I just graduated from college, so needless to say, I’ve been an anxious wreck. I grew up in sunny Los Angeles, and post-graduation decided to forgo amazing weather for the hustle and bustle of New York City.

I had all the ingredients ready to make the best anxiety casserole ever. Starting a new chapter of life? CHECK! New city? CHECK! New home? CHECK! New job? CHECK! Long distance relationship? CHECK!!!!

With all of those factors at play, I wanted time to stand still, but life goes on, and I had to too. I had trouble going to sleep every night, and then I’d wake up in the morning after a horrible night’s sleep feeling like absolute hell. I felt like I hadn’t even slept, I felt nauseous, and I felt defeated. I was afraid to make social plans, leave my apartment, my room, my bed. I lost weight (not in a good way), I pushed friends and family away, and I cried all the time.

I’m not secretive about the fact that I struggle with anxiety and depression. I hope that by speaking openly about my own experiences, others can become more accepting of themselves and their situations. Depression and anxiety aren’t disadvantages, they’re just part of me, and that’s nothing to be ashamed of.
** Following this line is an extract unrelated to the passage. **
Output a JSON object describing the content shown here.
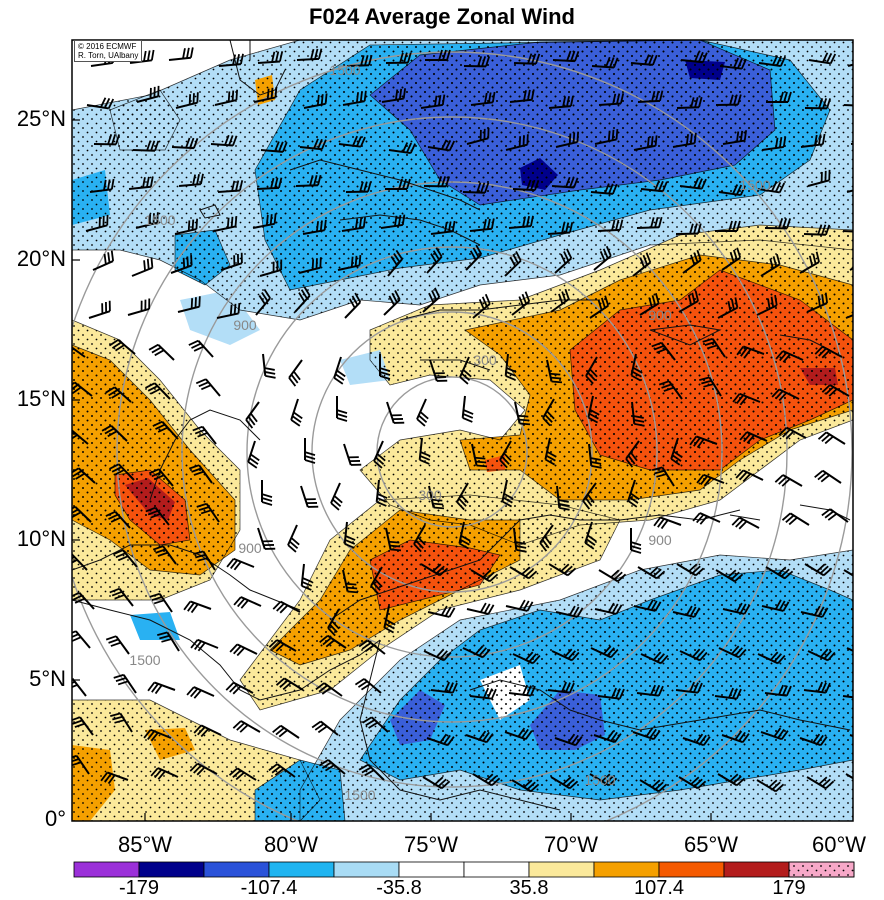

I take medication, which helps, but it took more than that to truly feel like me again. That’s where meditation came in.

It can be difficult to get into the habit of meditating daily, but it’s worth it. At the beginning, I set a calendar reminder to meditate at the same time everyday so that I had to stick with it. Of course I’d miss a day here-and-there, but it’s all a part of the experience. Now, I wouldn’t want to go a day without it.

I try to take at least 10 minutes every day to meditate, usually before I go to sleep, which used to be when I had the most anxiety (which, as a reference point, was a ton). I either use an app, Simple Habit is my personal favorite, with earbuds in to help me stay focused, or I go somewhere quiet, close my eyes, and focus on my breath.
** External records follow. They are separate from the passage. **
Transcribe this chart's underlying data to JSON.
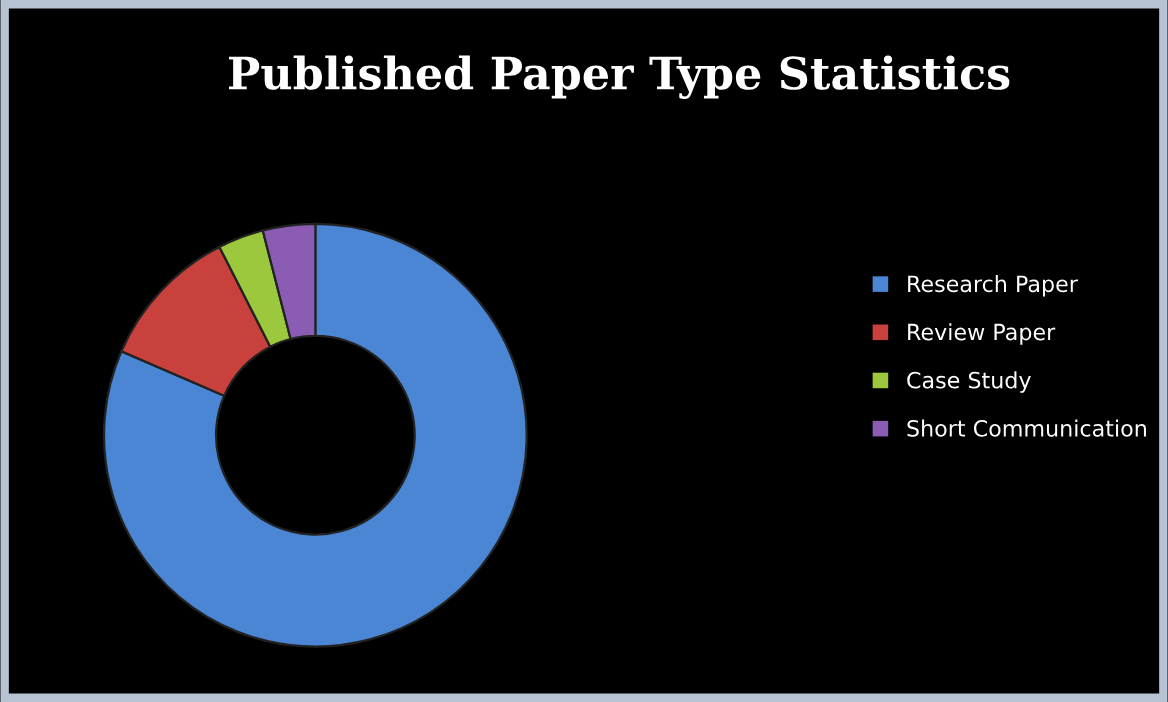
{
  "chart_data": {
    "type": "donut",
    "title": "Published Paper Type Statistics",
    "categories": [
      "Research Paper",
      "Review Paper",
      "Case Study",
      "Short Communication"
    ],
    "values": [
      81.5,
      11,
      3.5,
      4
    ],
    "colors": [
      "#4a86d4",
      "#c8413c",
      "#9bc83c",
      "#8a5cb4"
    ],
    "legend": "right"
  }
}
Taking that time to ignore the sounds coming from both inside and outside is life-changing. I’d recommend meditation to anyone suffering with anxiety and/or depression (also literally anyone else) because unlike most “fads” and “tips & tricks” this one WORKS!! What a miracle!!

It took me a couple of weeks to be able to practice my breathing without guidance, but the immediate calming effect of meditating, even the first time you try it, is amazing. Not everyone will pick it up on their first try, but it’s worth making the effort.

My anxiety and depression are not cured, and they never will be. It’s a life-long battle that will only make me stronger (thanks, Kelly Clarkson!). But the ability to stop an anxiety attack in its tracks, the ability to find my center, the ability to ignore negative thoughts about my body, my abilities, my everything; they’re all invaluable.